La dirigencia de Morena actualizó su método de evaluación para dar prioridad al “saldo de opinión” (la diferencia entre opiniones positivas y negativas) por encima del mero conocimiento o popularidad del aspirante.
Si esto lo aplica Morena muchos aspirantes que hoy ya se sienten candidatos, para las gubernaturas y alcaldías principalmente se llevaran la sorpresa de su vida.
El saldo de opinión se medirá de forma prioritaria si la percepción ciudadana de un perfil es mayormente favorable frente a los negativos acumulados en su trayectoria.
Los filtros éticos y de seguridad se realizarán en consultas a autoridades para descartar malos antecedentes o riesgos que afecten los principios del movimiento.
La cercanía y honestidad se evaluará de manera específica el arraigo territorial y la honestidad percibida por la gente, no solo la fama.
El Análisis Político sobre el Giro Metodológico de Morena
El cambio en la fórmula de encuestas del Movimiento de Regeneración Nacional (Morena) marca un punto de inflexión en su estrategia de supervivencia y consolidación hegemónica. La transición de un modelo basado estrictamente en la popularidad y el primer lugar en conocimiento de marca a uno regido por el saldo de opinión (opiniones favorables menos opiniones desfavorables) responde a una sofisticada lógica de control de daños y control territorial.
FÓRMULA ANTERIOR (2021)
Popularidad/ Nivel de conocimiento
Positivos vs Negativos
¿Quién es el más famoso ante los Ciudadanos?
FÓRMULA ACTUAL (2026)
Saldo de Opinión neto
¿A quién rechaza menos la ciudadanía?
Ese será el candidato.
El Desgaste del Ejercicio del Poder
Durante sus primeros años como fuerza dominante, Morena operó bajo una premisa simple: la marca del partido y la figura presidencial eran tan potentes que cualquier candidato con un alto nivel de conocimiento público —sin importar el origen de su fama— garantizaba el triunfo electoral.
Sin embargo, las mediciones demuestran un fenómeno de desgaste institucional.
Estudios de opinión pública reflejan variaciones importantes en la aprobación del partido oficialista frente a las demandas de calidad gubernamental. En este escenario, postular perfiles “famosos pero altamente rechazados” ,es decir, con saldos netos negativos, se convirtió en un riesgo sistémico.
Un candidato con altos negativos ya no es rescatable solo por las siglas de Morena.
Implicaciones Estratégicas del “Saldo de Opinión”
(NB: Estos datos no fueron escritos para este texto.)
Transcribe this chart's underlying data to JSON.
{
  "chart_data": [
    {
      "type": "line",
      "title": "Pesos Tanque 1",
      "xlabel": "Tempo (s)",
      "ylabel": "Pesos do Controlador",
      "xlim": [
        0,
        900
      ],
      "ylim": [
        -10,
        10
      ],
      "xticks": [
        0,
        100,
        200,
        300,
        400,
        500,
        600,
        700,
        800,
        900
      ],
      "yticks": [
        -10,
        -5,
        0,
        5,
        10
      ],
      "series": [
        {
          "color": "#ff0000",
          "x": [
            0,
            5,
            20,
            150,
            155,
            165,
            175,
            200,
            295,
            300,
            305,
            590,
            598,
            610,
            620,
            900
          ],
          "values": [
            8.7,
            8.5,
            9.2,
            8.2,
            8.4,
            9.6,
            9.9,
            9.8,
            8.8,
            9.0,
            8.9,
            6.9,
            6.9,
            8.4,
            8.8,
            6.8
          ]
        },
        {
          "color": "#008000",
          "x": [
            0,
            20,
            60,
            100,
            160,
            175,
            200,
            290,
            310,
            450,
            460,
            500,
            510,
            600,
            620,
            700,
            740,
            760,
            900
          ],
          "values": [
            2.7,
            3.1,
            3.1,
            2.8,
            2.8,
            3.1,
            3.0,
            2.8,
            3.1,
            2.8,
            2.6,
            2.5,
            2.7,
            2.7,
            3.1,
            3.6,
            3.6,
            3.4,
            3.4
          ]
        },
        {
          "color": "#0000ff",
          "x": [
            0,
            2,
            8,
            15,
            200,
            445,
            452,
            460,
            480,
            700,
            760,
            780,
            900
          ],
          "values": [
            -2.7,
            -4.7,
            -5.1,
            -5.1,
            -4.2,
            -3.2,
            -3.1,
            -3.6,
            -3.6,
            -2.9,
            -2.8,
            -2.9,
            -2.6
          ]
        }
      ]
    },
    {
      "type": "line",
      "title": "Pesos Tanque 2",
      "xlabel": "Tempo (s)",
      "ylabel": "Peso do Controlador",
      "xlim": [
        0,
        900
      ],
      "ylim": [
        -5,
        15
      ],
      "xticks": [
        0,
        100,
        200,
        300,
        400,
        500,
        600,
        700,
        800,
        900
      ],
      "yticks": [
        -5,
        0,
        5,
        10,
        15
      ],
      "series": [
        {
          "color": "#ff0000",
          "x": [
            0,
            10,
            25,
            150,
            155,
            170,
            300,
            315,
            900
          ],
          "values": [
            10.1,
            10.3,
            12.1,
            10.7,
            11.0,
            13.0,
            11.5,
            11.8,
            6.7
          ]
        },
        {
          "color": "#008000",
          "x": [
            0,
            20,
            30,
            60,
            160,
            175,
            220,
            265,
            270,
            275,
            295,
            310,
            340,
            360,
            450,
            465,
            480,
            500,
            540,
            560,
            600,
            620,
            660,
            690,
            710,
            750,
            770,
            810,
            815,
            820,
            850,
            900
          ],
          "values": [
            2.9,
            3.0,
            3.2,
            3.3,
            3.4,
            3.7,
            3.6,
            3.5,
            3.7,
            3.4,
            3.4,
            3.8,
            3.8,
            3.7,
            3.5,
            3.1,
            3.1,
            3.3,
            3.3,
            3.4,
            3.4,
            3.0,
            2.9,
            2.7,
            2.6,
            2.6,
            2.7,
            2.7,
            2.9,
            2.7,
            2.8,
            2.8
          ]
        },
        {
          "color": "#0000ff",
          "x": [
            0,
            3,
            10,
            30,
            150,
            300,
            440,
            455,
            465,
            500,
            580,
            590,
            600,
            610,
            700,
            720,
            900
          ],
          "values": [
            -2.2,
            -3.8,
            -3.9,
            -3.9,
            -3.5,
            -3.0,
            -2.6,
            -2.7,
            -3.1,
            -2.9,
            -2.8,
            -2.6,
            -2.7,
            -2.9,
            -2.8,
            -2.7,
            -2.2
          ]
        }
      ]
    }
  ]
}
El diseño metodológico atribuido a la Comisión Nacional de Elecciones prioriza la competitividad neta. En términos políticos, esto altera las dinámicas internas de los aspirantes:
Incentivo a la Prudencia: Bajo el esquema anterior, los políticos buscaban la confrontación y el escándalo mediático porque “toda publicidad es buena publicidad” si se traduce en que la gente recuerde su nombre en la encuesta. Hoy, el conflicto eleva los negativos, lo que automáticamente los descalifica.
Veto al Desempeño Deficiente: Los funcionarios públicos en funciones ya no pueden escudarse en el aparato gubernamental para posicionarse. Si su gestión en alcaldías, secretarías o legislaturas dejó un saldo de opinión negativo debido a crisis locales, la encuesta funcionará como un filtro de exclusión automática.
Blindaje contra la Oposición: El partido busca neutralizar las campañas de contraste de la oposición. Un candidato sin flancos débiles (bajos negativos) es inmune a las estrategias de guerra sucia o señalamientos de corrupción durante las campañas constitucionales.
Filtros Éticos y de Seguridad: Centralización del Control
Además del saldo estadístico, la nueva dirigencia —encabezada por perfiles enfocados en la disciplina interna y el control territorial— implementa consultas directas a autoridades de procuración de justicia y financieras.
¿Hacia dónde va Morena?
Este viraje representa la transición de Morena de un “movimiento de masas aluvional” (donde cabía todo tipo de liderazgos con tal de sumar votos) a un partido de régimen institucionalizado. El partido ha entendido que para mantener su hegemonía territorial y legislativa no necesita candidatos estridentes, sino operadores eficientes, disciplinados y con arraigo local que no vulneren la marca colectiva.
La nueva máxima del oficialismo de cara a los próximos procesos electorales es clara, la honestidad percibida y el bajo rechazo ciudadano valen más que un millón de espectaculares.